Il me tend sa main en souriant. J’hésite et lui tends la mienne. Nous scellons ainsi le pacte du silence. Au fond de moi-même, j’ai envie de le tuer.
— Et alors, comme ça, t’as jamais su, en fait ?
Une voix claque à mes oreilles. Je sursaute.
— Quoi ?
Je roule les yeux. La tente rouge, le revolver sur le côté, Farid… Et la foudroyante pénombre d’un monde sans espoir.
— Ben ouais. Pour ces coups de piolet, t’as jamais su ?
Je mets un certain temps à réaliser où je me trouve. Le gouffre… Vérité…
— J’ai… J’ai vraiment parlé ? Je t’ai raconté ?
Farid agite la main devant lui.
— T’en tiens une belle, toi. L’alcool, ça te réussit pas.

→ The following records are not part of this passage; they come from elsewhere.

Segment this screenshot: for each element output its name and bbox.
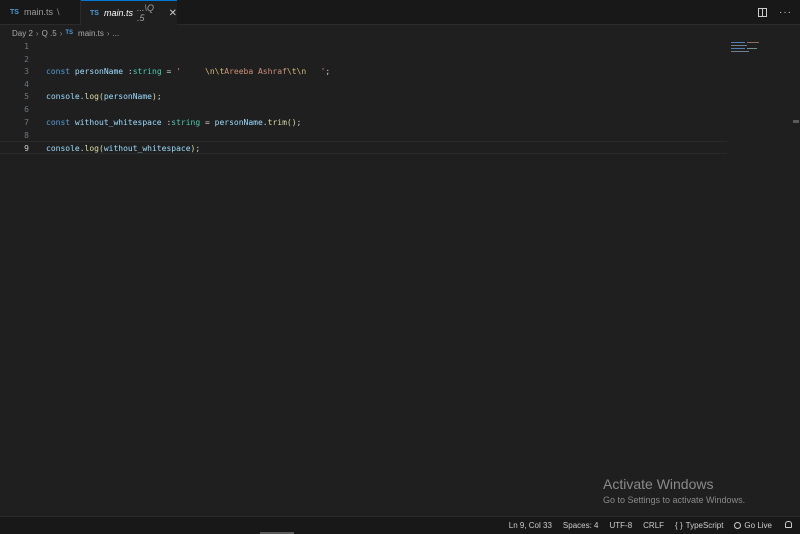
- typescript-file-icon: TS: [65, 30, 74, 36]
- chevron-right-icon: ›: [59, 28, 63, 38]
- type-token: string: [132, 67, 162, 76]
- keyword-token: const: [46, 67, 71, 76]
- tab-path: \: [56, 7, 60, 17]
- code-line-current[interactable]: 9 console.log(without_whitespace);: [0, 141, 727, 154]
- tab-main-ts-active[interactable]: TS main.ts ...\Q .5 ✕: [81, 0, 177, 25]
- variable-token: personName: [74, 67, 124, 76]
- paren-token: (): [286, 118, 297, 127]
- code-text: const personName :string = ' \n\tAreeba …: [46, 65, 330, 78]
- escape-token: \t\n: [286, 67, 307, 76]
- escape-token: \n\t: [205, 67, 225, 76]
- code-text: console.log(personName);: [46, 90, 162, 103]
- minimap-line: [731, 48, 745, 49]
- breadcrumb: Day 2 › Q .5 › TS main.ts › ...: [12, 26, 119, 40]
- typescript-file-icon: TS: [10, 8, 19, 16]
- argument-token: personName: [103, 92, 152, 101]
- cursor-position[interactable]: Ln 9, Col 33: [509, 521, 552, 530]
- bell-icon[interactable]: [785, 521, 792, 528]
- language-mode[interactable]: { } TypeScript: [675, 521, 723, 530]
- minimap-line: [747, 42, 759, 43]
- tab-label: main.ts: [23, 7, 53, 17]
- language-label: TypeScript: [685, 521, 724, 530]
- operator-token: =: [200, 118, 215, 127]
- status-bar: Ln 9, Col 33 Spaces: 4 UTF-8 CRLF { } Typ…: [0, 516, 800, 534]
- code-text: console.log(without_whitespace);: [46, 142, 200, 155]
- breadcrumb-item-q5[interactable]: Q .5: [42, 29, 57, 38]
- object-token: console: [46, 144, 80, 153]
- go-live-button[interactable]: Go Live: [734, 521, 772, 530]
- breadcrumb-item-symbols[interactable]: ...: [113, 29, 120, 38]
- minimap-line: [747, 48, 757, 49]
- eol-setting[interactable]: CRLF: [643, 521, 664, 530]
- colon-token: :: [123, 67, 133, 76]
- chevron-right-icon: ›: [106, 28, 110, 38]
- chevron-right-icon: ›: [35, 28, 39, 38]
- semicolon-token: ;: [195, 144, 201, 153]
- tab-bar: TS main.ts \ TS main.ts ...\Q .5 ✕ ···: [0, 0, 800, 25]
- object-token: console: [46, 92, 80, 101]
- argument-token: without_whitespace: [103, 144, 191, 153]
- close-icon[interactable]: ✕: [169, 8, 177, 19]
- code-line[interactable]: 3 const personName :string = ' \n\tAreeb…: [0, 65, 727, 78]
- function-token: log: [84, 92, 99, 101]
- braces-icon: { }: [675, 521, 683, 530]
- golive-icon: [734, 522, 742, 529]
- split-editor-icon[interactable]: [758, 7, 767, 17]
- status-items: Ln 9, Col 33 Spaces: 4 UTF-8 CRLF { } Typ…: [509, 517, 772, 534]
- breadcrumb-item-day2[interactable]: Day 2: [12, 29, 33, 38]
- semicolon-token: ;: [325, 67, 331, 76]
- string-token: ': [176, 67, 205, 76]
- tab-path: ...\Q .5: [136, 3, 154, 23]
- minimap-line: [731, 45, 747, 46]
- vertical-scrollbar[interactable]: [790, 40, 800, 517]
- tab-main-ts[interactable]: TS main.ts \: [0, 0, 81, 24]
- line-number: 7: [24, 118, 29, 127]
- code-editor[interactable]: 1 2 3 const personName :string = ' \n\tA…: [0, 40, 800, 517]
- variable-token: without_whitespace: [74, 118, 162, 127]
- breadcrumb-item-main-ts[interactable]: main.ts: [78, 29, 104, 38]
- minimap[interactable]: [731, 40, 761, 60]
- editor-actions: ···: [758, 0, 792, 24]
- string-token: ': [306, 67, 326, 76]
- typescript-file-icon: TS: [90, 9, 99, 17]
- line-number: 6: [24, 105, 29, 114]
- code-text: const without_whitespace :string = perso…: [46, 116, 301, 129]
- colon-token: :: [161, 118, 172, 127]
- code-line[interactable]: 1: [0, 40, 727, 53]
- encoding-setting[interactable]: UTF-8: [609, 521, 632, 530]
- semicolon-token: ;: [156, 92, 162, 101]
- string-token: Areeba Ashraf: [224, 67, 287, 76]
- function-token: trim: [267, 118, 287, 127]
- code-line[interactable]: 5 console.log(personName);: [0, 90, 727, 103]
- code-line[interactable]: 6: [0, 103, 727, 116]
- watermark-subtitle: Go to Settings to activate Windows.: [603, 495, 746, 505]
- line-number: 9: [24, 144, 29, 153]
- minimap-line: [731, 42, 745, 43]
- semicolon-token: ;: [296, 118, 302, 127]
- function-token: log: [84, 144, 99, 153]
- watermark-title: Activate Windows: [603, 476, 714, 492]
- go-live-label: Go Live: [744, 521, 772, 530]
- type-token: string: [171, 118, 201, 127]
- line-number: 1: [24, 42, 29, 51]
- indentation-setting[interactable]: Spaces: 4: [563, 521, 599, 530]
- scrollbar-cursor-marker: [793, 120, 799, 123]
- code-line[interactable]: 7 const without_whitespace :string = per…: [0, 116, 727, 129]
- minimap-line: [731, 51, 749, 52]
- tab-label: main.ts: [103, 8, 133, 18]
- line-number: 5: [24, 92, 29, 101]
- activate-windows-watermark: Activate Windows Go to Settings to activ…: [603, 476, 745, 505]
- line-number: 3: [24, 67, 29, 76]
- operator-token: =: [161, 67, 177, 76]
- more-actions-icon[interactable]: ···: [779, 7, 792, 18]
- object-token: personName: [214, 118, 263, 127]
- keyword-token: const: [46, 118, 71, 127]
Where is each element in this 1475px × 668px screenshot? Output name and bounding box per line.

Dans l’ombre, je devine la bouteille de vodka entre mes jambes, hagard. Le niveau d’alcool a encore diminué. Je la repousse sur le côté. Mes lèvres bougent toutes seules :
— Non, je n’ai jamais eu la preuve formelle… Mais je sais que c’était lui, comme il savait ce que j’avais confié à sa femme, cette nuit-là. Cependant, nous avons fait comme si de rien n’était. Nous n’avons plus jamais reparlé de cette histoire. C’était devenu tabou entre nous.
— Ça t’arrangeait bien, ce silence. L’accuser lui, c’était ne plus jamais la revoir, elle.
Farid hausse les épaules.
— Il y a un truc de récurrent chez toi. Un truc que je trouve pas cool du tout. C’est ta capacité à fuir les problèmes et faire comme s’ils n’existaient pas. Ignorer plutôt que d’affronter, c’est ta philosophie ? Ton chien, que tu laisses se faire massacrer pendant le cambriolage. Avec ce Max, tu préfères le silence aux explications franches. Et puis, piquer la femme de ton meilleur pote… C’est bel et bien du vol. Tout ça, ça me laisse penser qu’ici aussi t’es tout à fait capable de tromper ton monde. De faire croire que t’es un autre et de cacher tes mauvais coups. Peut-être qu’au final, c’est toi aussi le menteur, non ?
Il sort son briquet, sa toute dernière clope molle et l’allume avec difficulté.
— Qu’est-ce que t’as à répondre à ça ?
— Que maintenant que t’as l’air moins malade, tu ferais mieux d’aller fumer dehors si tu ne veux pas que je te torde les couilles.
32
« Nous avons oublié que c’est la montagne qui détient la carte maîtresse, qu’elle n’accorde le succès qu’au moment choisi par elle. Sinon, pourquoi l’alpinisme engendrerait-il une telle fascination ? »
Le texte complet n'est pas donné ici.